All kernel features must have corresponding tests. Prioritize adding regression tests under regression-test/, while also having BE unit tests (be/test/) and FE unit tests (fe/fe-core/src/test/) where possible. Interface usage in test cases must first reference similar cases.

You must use the preset scripts in the codebase with their correct parameters to run tests (run-regression-test.sh, run-be-ut.sh, run-fe-ut.sh). Regression test result files must not be handwritten; they must be auto-generated via test scripts. When running regression tests, if using -s to specify a case, also try to use -d to specify the parent directory for faster execution. For example, for cases under nereids_p0, you can use -d nereids_p0 -s xxx, where xxx is the name from suite("xxx") in the groovy file.

BE-UT compilation must use at most ${DORIS_PARALLELISM} parallelism also.

Key utility functions in BE code, as well as the core logic (functions) of complete features, must have corresponding unit tests.
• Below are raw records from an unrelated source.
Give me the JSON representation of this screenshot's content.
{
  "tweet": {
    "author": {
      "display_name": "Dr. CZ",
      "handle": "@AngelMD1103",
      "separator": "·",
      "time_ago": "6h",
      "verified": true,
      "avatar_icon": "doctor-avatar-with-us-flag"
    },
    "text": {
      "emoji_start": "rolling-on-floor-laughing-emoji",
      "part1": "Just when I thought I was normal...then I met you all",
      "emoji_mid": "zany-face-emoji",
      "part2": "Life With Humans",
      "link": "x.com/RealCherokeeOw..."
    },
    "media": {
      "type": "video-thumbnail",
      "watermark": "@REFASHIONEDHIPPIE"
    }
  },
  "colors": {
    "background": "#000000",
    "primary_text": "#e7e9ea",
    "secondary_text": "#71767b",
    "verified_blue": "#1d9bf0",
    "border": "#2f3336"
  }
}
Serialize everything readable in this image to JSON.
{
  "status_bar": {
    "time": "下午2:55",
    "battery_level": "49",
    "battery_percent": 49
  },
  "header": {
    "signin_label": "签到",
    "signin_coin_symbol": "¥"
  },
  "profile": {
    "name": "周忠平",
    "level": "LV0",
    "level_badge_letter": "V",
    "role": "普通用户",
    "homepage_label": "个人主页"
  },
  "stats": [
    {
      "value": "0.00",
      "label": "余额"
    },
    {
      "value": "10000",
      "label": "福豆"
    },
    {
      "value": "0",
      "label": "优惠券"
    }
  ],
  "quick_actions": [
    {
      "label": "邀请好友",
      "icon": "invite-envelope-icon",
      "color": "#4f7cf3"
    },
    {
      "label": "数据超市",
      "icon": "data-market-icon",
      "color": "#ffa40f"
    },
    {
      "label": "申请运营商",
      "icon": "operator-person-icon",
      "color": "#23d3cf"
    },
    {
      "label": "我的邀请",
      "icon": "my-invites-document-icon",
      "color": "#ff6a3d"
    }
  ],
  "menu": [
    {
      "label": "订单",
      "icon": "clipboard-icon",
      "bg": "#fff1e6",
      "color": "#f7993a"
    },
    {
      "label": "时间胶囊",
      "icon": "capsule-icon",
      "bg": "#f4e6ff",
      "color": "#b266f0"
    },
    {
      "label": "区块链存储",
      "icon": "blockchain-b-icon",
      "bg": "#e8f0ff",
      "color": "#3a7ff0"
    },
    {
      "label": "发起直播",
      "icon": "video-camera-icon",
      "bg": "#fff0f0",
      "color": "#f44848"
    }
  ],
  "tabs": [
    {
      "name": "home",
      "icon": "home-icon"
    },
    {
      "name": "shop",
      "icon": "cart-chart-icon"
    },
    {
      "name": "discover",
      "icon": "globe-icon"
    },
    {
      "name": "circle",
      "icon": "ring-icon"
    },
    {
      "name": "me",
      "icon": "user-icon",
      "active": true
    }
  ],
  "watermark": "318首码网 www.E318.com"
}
If it's inconvenient to add unit tests, the module design and function decomposition should be reviewed again to ensure high cohesion and low coupling are properly achieved.

Added regression tests must comply with the following standards:

  1. Use order_qt prefix or manually add order by to ensure ordered results
  2. For cases expected to error, use the test{sql,exception} pattern
  3. After completing tests, do not drop tables; instead drop tables before using them in tests, to preserve the environment for debugging
  4. For ordinary single test tables, do not use def tableName form; instead hardcode your table name in all SQL
  5. Except for variables you explicitly need to adjust for testing current functionality, other variables do not need extra setup before testing. For example, nereids optimizer and pipeline engine settings can use default states

Commit Standards

Files in git commit should only be related to the current modification task. Environment modifications for running (e.g., conf/, AGENTS.md, hooks/, etc.) must not be git added. When delivering the final task, you must ensure all actual code modifications have been committed.